SuaraSurakarta.id - Islam menjadi agama yang banyak dianut oleh masyarakat Solo. Fakta ini tidak bisa terlepas dari peran Ki Ageng Henis yang merupakan ulama penyebar agama Islam di Solo dan membangun kampung sentra batik di Laweyan.
Ki Ageng Henis mempunyai torehan sejarah yang manis untuk Kota Solo. Pasalnya ulama ini sangat berkontribusi bagi syiar agama Islam di kota tersebut sejak zaman dahulu yang membuat Solo menjadi kota yang religius.
Sehingga amat sangat menarik untuk mengenal lebih jauh mengenai sosok Ki Ageng Henis dan kiprahnya untuk melakukan penyebaran agama Islam di Solo.
Baca Juga:Sejarah Arseto Solo, Klub Legendaris Milik Anak Presiden Soeharto yang Pernah Tembus Champions Asia
Tahun lahir Ki Ageng Henis tidak diketahui secara pasti, tetapi diperkirakan sekitar tahun 1520-an. Pria bernama asli Bagus Henis ini adalah putra dari Ki Ageng Sela, seorang tokoh penting dalam Kerajaan Mataram.
Ki Ageng Henis menghabiskan masa kecilnya di Desa Sela, Kabupaten Grobogan, Jawa Tengah. Sejak usia dini, dirinya sudah menunjukkan kecerdasan yang luar biasa dan ketertarikannya pada dunia spiritual.
Kemudian Bagus Henis berguru kepada sejumlah ulama dan tokoh spiritual, termasuk Sunan Ngerang, seorang wali yang terkenal dengan ajaran tasawufnya.
Setelah menimba ilmu selama bertahun-tahun, Ki Ageng Henis kembali ke Desa Sela dan mulai menyebarkan ajaran Islam di wilayah tersebut.
Dirinya juga berperan penting dalam mengembangkan batik, sebuah seni tradisional Jawa yang kini menjadi salah satu warisan budaya dunia.
Baca Juga:Mengenal Sejarah Lokananta Solo, Studio Musik Tertua di Indonesia
Langkah ini bermula saat Ki Ageng Henis melakukan dakwah di Desa Laweyan, yang dahulu mayoritas penduduknya beragama hindu.
Kemudian dengan pendekatan budaya lokal Ki Ageng Henis menyiarkan agama Islam sehingga banyak orang yang menjadi hijrah atau mualaf menjadi muslim.
Di Desa Laweyan, Ki Ageng Henis juga membangun Masjid Laweyan tahun 1546, yang hingga kini masih difungsikan sebagai tempat beribadah umat Islam di Kampung Laweyan.
Selama di Laweyan, Ki Ageng Henis juga mengajarkan masyarakat disana untuk membatik.
Bahkan ulama ini sukses menciptakan motif Batik Sido Luhur, yang dalam Bahasa Jawa Sido artinya jadi atau menjadi yang bermakna harapan atas tercapainya sebuah keinginan.
Sedangkan kata Luhur merupakan kata sifat yang artinya tinggi, terhormat dan agung.
Diharapkan, setiap pemakai motif batik tersebut memiliki sifat luhur yang mencerminkan kebesaran jiwa, menjadi teladan atau panutan.
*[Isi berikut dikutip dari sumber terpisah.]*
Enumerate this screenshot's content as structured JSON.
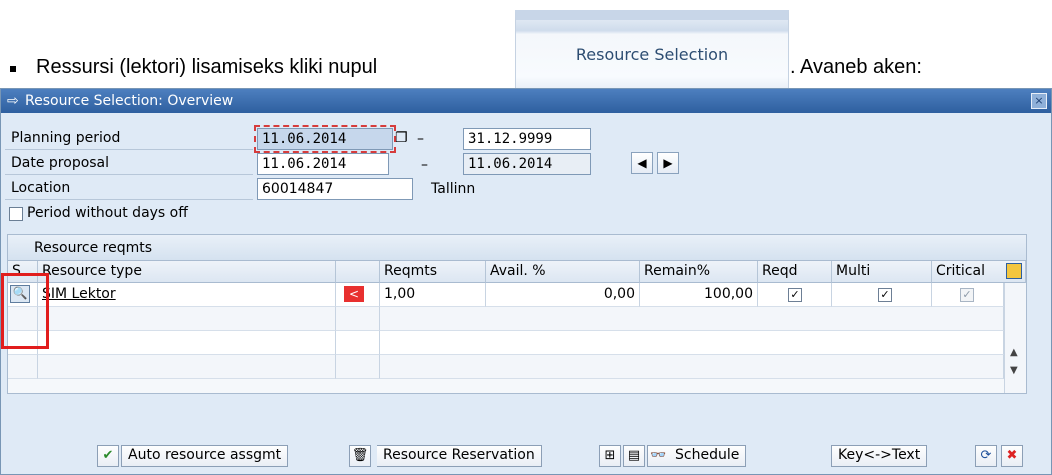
{
  "doc": {
    "text_before": "Ressursi (lektori) lisamiseks kliki nupul",
    "text_after": ". Avaneb aken:",
    "button_label": "Resource Selection"
  },
  "window": {
    "title": "Resource Selection: Overview",
    "close_label": "×"
  },
  "form": {
    "planning_period_label": "Planning period",
    "planning_from": "11.06.2014",
    "planning_to": "31.12.9999",
    "date_proposal_label": "Date proposal",
    "proposal_from": "11.06.2014",
    "proposal_to": "11.06.2014",
    "location_label": "Location",
    "location_code": "60014847",
    "location_name": "Tallinn",
    "period_without_days_off_label": "Period without days off",
    "dash": "–"
  },
  "table": {
    "title": "Resource reqmts",
    "headers": {
      "s": "S",
      "resource_type": "Resource type",
      "reqmts": "Reqmts",
      "avail": "Avail. %",
      "remain": "Remain%",
      "reqd": "Reqd",
      "multi": "Multi",
      "critical": "Critical"
    },
    "rows": [
      {
        "resource_type": "SIM Lektor",
        "reqmts": "1,00",
        "avail": "0,00",
        "remain": "100,00",
        "reqd": true,
        "multi": true,
        "critical": true
      }
    ]
  },
  "toolbar": {
    "auto_assign": "Auto resource assgmt",
    "reservation": "Resource Reservation",
    "schedule": "Schedule",
    "key_text": "Key<->Text"
  },
  "colors": {
    "title_bar": "#2e5f9f",
    "window_bg": "#dfeaf6",
    "highlight_red": "#e11d1d"
  }
}
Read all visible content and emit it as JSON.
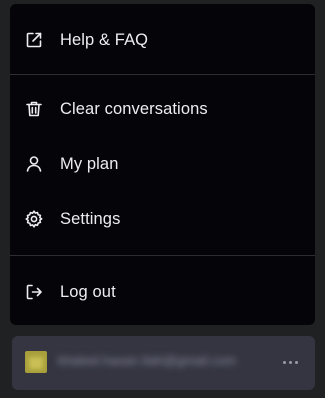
{
  "menu": {
    "items": [
      {
        "label": "Help & FAQ",
        "icon": "external-link-icon"
      },
      {
        "label": "Clear conversations",
        "icon": "trash-icon"
      },
      {
        "label": "My plan",
        "icon": "user-icon"
      },
      {
        "label": "Settings",
        "icon": "gear-icon"
      },
      {
        "label": "Log out",
        "icon": "log-out-icon"
      }
    ]
  },
  "user": {
    "name": "khaleel.hasan.9ah@gmail.com",
    "avatar_color": "#a89f3c",
    "more_icon": "ellipsis-icon"
  },
  "colors": {
    "background": "#202123",
    "menu_background": "#050509",
    "user_bar_background": "#343541",
    "text": "#ececf1"
  }
}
Hingga kini motif Batik Sido Luhur masih dilestarikan oleh masyarakat Solo.
Bahkan batik jenis ini kerap digunakan masyarakat Jawa untuk pasangan yang melangsungkan pernikahan, khususnya untuk malam pengantin juga tradisi mitoni atau 7 bulan kehamilan.
Kehidupan dan kontribusi Ki Ageng Henis berfungsi sebagai bukti kekuatan iman, kebijaksanaan, dan pelestarian budaya yang abadi.
Warisannya terus membentuk identitas orang Jawa, menginspirasi mereka untuk menjunjung tinggi tradisi mereka yang kaya dengan tetap menyebarkan agama Islam rahmatan lil alamin.